Now, this wasn’t a Socialist Revolution: indeed it was a major move from the top, to avert such a possibility, and it worked!

Though driven along by an unstoppable groundswell from below, and the remnants of true socialists within the Party. It was a political move that couldn’t really be avoided.

Yet the Working Class, both as those served, and those involved in doing the serving, had found a new way of being helped along the way, or making a worthwhile living serving the community, and that transformed many attitudes.

Of course, it was entirely from below and the officer positions in all these institutions were still entirely staffed by the old privileged classes, so from the outset, this new attitude was being undermined. So, it certainly wasn’t an ideal world by any means.

Nevertheless, very large numbers of people were involved in occupations that were dedicated to Service, and most of those involved acted accordingly.

In spite of the great austerity after the Second World War, the prevailing attitude within the Working Class was of optimism and mutual service. There was a community spirit and a work ethic of Service that raised the level generally.

But, such motives within that class were not ideal from the point of view of those in charge – the capitalist class. Indeed, taken to the limit, they could only lead to Socialism and the demise of their own lucrative support system. So, what could the economic elite do to defuse that threat?

First, they had to use every power at their disposal to undermine the Labour Government and its Nationalised Industries. They wanted them back!

So, though they were in no position to stop the establishment of these nationalised industries, they could most certainly play a role in sabotaging them, and thereby “proving” that only they were up to the job of owning and running such important pillars of the economic system and its supports.

So, from the doctors demanding profitable rights, without which they would NOT participate in the National Health Service – or by those demanding compensation for their lost enterprises, which they could they invest in even more lucrative enterprises – like Oil, for example. And all this is not to mention the fact that literally ALL newspapers were pro-capitalist, and kept up a daily assault on the endeavours of the Labour Government. Indeed, even the USA demanded pay back for their loans during the War, blackmailed their debtors worldwide into fixing the price of gold on dollars (The Bretton Woods Agreement), and thus severely compromised the possibilities open to this Labour Government, in spite of its vast popular support and parliamentary majority.

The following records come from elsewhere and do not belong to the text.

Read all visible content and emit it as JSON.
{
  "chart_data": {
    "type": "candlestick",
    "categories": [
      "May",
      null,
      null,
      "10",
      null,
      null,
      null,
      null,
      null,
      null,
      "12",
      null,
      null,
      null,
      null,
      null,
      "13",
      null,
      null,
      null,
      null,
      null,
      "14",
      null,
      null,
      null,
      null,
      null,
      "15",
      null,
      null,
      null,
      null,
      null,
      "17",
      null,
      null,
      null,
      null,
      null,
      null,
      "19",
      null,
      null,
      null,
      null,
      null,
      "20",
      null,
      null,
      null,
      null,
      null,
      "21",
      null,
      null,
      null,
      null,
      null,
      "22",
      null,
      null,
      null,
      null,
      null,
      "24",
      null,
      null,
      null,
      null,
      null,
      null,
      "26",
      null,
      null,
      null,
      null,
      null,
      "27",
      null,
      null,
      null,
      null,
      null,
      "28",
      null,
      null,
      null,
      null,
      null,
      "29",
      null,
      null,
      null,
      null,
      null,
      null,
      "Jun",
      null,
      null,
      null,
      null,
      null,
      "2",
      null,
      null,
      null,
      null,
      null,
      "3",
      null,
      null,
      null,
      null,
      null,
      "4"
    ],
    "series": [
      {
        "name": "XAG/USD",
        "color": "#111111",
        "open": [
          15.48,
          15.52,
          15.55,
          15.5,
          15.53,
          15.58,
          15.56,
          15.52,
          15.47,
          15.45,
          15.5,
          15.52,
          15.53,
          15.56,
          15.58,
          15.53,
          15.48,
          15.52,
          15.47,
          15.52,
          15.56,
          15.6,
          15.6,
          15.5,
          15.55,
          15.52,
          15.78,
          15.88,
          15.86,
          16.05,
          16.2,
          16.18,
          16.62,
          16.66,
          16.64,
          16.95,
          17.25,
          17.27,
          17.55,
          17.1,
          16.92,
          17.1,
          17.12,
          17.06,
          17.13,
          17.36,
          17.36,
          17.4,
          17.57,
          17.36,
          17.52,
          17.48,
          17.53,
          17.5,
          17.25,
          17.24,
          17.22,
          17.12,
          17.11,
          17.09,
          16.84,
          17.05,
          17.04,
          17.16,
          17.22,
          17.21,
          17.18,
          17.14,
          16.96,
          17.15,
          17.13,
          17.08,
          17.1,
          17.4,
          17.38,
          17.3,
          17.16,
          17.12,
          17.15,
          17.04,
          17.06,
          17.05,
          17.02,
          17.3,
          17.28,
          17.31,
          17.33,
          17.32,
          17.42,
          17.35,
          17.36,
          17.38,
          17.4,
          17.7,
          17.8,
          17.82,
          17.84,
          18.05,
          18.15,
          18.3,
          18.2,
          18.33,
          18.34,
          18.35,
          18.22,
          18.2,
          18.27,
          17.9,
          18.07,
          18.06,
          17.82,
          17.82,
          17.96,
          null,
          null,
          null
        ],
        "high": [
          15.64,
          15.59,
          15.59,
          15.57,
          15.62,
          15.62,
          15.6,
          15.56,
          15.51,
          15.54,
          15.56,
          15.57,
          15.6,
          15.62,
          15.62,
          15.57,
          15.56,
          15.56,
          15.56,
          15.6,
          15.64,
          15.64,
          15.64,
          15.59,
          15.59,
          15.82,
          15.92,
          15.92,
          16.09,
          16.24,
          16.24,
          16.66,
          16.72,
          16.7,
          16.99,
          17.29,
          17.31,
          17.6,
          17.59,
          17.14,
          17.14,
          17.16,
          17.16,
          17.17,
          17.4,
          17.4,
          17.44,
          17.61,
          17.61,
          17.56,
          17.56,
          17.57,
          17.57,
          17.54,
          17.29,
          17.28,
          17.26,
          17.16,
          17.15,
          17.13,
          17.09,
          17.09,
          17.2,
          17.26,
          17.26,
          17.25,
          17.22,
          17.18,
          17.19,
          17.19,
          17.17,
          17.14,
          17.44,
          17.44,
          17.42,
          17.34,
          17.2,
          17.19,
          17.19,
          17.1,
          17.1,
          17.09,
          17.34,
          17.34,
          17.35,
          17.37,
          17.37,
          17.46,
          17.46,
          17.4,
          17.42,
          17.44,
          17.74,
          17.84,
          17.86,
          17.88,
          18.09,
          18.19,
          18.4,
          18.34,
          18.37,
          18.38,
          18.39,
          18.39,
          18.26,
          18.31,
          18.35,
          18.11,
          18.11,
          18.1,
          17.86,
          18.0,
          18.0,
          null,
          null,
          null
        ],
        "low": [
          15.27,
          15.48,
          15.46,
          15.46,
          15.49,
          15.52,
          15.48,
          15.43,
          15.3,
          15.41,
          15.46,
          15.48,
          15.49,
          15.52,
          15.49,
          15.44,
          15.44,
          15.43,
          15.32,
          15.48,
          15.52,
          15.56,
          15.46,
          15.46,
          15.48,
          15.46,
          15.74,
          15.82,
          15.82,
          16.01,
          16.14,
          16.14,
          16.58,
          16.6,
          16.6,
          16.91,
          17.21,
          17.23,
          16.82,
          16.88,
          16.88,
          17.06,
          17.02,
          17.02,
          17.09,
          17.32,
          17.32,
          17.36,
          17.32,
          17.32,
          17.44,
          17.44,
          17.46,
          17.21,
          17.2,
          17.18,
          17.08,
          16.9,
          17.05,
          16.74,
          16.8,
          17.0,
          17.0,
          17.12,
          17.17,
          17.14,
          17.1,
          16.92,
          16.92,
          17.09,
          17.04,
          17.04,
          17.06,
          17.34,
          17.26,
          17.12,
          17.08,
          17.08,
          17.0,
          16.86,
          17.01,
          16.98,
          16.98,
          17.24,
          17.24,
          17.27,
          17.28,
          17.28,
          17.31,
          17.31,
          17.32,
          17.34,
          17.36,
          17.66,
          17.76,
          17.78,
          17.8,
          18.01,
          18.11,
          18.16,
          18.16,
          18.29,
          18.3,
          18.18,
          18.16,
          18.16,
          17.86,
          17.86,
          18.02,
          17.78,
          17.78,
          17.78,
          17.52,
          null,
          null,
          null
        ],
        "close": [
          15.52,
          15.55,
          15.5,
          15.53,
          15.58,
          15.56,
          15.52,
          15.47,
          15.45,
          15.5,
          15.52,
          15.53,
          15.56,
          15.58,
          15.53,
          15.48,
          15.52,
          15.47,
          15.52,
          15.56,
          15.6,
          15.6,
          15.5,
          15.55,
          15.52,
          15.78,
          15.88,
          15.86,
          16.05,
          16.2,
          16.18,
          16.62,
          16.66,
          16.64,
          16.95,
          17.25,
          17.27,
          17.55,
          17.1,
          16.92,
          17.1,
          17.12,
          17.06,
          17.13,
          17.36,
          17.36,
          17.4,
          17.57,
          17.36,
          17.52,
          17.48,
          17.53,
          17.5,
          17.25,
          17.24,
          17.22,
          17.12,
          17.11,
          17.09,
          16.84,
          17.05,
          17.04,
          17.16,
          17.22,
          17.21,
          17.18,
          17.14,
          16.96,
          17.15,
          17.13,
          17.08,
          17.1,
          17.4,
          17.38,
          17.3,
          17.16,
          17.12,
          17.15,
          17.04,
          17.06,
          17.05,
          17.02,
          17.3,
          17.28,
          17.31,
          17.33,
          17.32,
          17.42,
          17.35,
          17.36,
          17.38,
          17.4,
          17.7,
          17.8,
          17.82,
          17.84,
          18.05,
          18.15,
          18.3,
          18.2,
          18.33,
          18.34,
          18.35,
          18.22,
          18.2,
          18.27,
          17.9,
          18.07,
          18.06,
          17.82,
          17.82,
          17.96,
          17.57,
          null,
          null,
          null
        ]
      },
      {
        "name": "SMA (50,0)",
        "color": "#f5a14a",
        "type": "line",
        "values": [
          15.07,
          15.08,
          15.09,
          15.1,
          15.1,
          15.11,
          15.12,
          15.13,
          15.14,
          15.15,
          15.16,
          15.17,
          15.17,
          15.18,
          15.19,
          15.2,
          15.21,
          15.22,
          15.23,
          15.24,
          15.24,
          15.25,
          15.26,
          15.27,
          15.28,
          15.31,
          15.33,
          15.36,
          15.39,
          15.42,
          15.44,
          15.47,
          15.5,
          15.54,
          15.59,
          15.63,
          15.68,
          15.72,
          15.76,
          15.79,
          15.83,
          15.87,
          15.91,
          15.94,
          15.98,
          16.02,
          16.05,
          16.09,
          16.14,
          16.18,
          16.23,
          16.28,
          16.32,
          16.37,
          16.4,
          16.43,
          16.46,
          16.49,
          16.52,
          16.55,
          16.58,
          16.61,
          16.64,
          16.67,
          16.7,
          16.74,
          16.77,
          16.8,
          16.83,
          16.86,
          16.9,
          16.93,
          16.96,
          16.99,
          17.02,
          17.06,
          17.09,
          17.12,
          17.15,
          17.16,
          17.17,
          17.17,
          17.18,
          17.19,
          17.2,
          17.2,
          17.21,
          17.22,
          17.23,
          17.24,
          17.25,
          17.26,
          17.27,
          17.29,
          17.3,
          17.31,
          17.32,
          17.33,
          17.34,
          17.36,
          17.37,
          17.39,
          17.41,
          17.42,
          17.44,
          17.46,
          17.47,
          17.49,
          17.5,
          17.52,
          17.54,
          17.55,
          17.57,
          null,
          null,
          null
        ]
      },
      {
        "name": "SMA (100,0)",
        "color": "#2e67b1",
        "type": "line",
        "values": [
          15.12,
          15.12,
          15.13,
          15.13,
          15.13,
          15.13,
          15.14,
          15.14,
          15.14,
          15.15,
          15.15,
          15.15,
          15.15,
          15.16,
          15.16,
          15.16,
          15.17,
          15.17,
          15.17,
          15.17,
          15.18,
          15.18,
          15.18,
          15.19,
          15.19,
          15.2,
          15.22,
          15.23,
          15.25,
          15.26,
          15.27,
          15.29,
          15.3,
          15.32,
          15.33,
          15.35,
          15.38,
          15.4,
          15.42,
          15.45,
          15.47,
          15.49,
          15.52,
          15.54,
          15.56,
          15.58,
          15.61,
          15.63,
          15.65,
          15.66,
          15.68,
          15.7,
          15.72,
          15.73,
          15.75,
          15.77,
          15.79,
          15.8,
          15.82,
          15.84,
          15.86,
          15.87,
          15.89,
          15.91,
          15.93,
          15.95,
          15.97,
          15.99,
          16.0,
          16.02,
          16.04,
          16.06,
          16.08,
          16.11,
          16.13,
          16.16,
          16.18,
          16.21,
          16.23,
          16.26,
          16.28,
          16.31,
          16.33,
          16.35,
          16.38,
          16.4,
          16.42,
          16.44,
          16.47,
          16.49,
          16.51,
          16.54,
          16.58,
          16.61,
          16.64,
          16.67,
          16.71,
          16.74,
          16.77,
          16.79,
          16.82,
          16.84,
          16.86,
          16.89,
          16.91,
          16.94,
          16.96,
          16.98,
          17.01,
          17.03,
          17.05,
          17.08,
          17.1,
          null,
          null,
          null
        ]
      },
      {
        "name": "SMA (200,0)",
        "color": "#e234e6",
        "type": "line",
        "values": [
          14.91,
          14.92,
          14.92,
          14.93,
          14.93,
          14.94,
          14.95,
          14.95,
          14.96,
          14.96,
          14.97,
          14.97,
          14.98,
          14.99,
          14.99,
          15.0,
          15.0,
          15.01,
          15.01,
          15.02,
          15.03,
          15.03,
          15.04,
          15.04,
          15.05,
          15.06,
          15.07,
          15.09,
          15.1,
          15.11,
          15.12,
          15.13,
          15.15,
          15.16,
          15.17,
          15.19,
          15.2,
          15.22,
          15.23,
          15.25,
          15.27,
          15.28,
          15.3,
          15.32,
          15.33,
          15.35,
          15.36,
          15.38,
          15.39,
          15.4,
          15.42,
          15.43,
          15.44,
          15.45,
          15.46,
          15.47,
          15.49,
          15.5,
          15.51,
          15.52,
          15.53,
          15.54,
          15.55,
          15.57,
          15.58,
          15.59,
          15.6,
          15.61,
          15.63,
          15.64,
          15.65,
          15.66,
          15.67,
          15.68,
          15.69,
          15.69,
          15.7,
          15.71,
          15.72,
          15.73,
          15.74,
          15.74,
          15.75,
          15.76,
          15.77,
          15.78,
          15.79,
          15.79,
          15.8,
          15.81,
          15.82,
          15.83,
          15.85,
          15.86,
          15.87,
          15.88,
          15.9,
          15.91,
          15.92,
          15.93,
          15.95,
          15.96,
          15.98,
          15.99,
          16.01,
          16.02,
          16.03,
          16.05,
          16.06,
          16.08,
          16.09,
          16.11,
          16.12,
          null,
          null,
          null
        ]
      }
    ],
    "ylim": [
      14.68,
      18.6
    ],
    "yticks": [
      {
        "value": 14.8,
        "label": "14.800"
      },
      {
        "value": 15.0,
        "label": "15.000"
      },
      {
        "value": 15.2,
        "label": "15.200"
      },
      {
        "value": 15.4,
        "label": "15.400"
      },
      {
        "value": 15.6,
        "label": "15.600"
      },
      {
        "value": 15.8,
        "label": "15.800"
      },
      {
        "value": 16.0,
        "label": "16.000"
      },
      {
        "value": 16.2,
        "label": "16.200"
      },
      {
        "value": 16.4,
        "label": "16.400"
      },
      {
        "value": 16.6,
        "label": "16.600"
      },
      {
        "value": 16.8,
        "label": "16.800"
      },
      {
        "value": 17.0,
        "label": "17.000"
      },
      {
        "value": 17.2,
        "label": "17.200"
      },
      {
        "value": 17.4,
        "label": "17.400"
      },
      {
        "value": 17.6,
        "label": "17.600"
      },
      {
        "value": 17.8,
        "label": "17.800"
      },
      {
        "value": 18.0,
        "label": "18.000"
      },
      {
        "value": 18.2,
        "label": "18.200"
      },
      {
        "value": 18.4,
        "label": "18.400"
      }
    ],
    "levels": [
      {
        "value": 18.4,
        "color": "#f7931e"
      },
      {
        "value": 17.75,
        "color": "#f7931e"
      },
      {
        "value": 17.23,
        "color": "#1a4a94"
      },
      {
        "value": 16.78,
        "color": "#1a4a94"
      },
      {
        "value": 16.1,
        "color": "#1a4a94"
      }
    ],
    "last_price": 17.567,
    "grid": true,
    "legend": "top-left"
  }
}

And such blackmail continued even with the Labour Governments of the 1960s and 1970s, and only finally subsided with the clear indication that Blair’s New Labour had finally vanquished any residual Socialism within his Party from 1997 onwards, to finally deliver a completely non-socialist and pro-capitalist “alternative” to the Tories.


And with the sell out by Liberal Democrat leader Clegg, in joining a coalition with the Tories in 2010, the biggest assault upon the Service mentality and remaining non-capitalist services accelerated apace, given cover by the World Economic Crisis from 2008, and continuing still in 2012.

Gradually, the Service Ethos in the National Health Service (and other services) has been reduced, so that in some of them, once banker areas have been almost completely extinguished.

Now, you would think that in a capitalist world beset by its own inevitable economic crisis and the domino effect of the Arab Spring Revolutions, that the Socialist Alternative would again arise to terminate this defunct and increasingly damaging system.

It hasn’t happened yet!

But there is absolutely NO other alternative!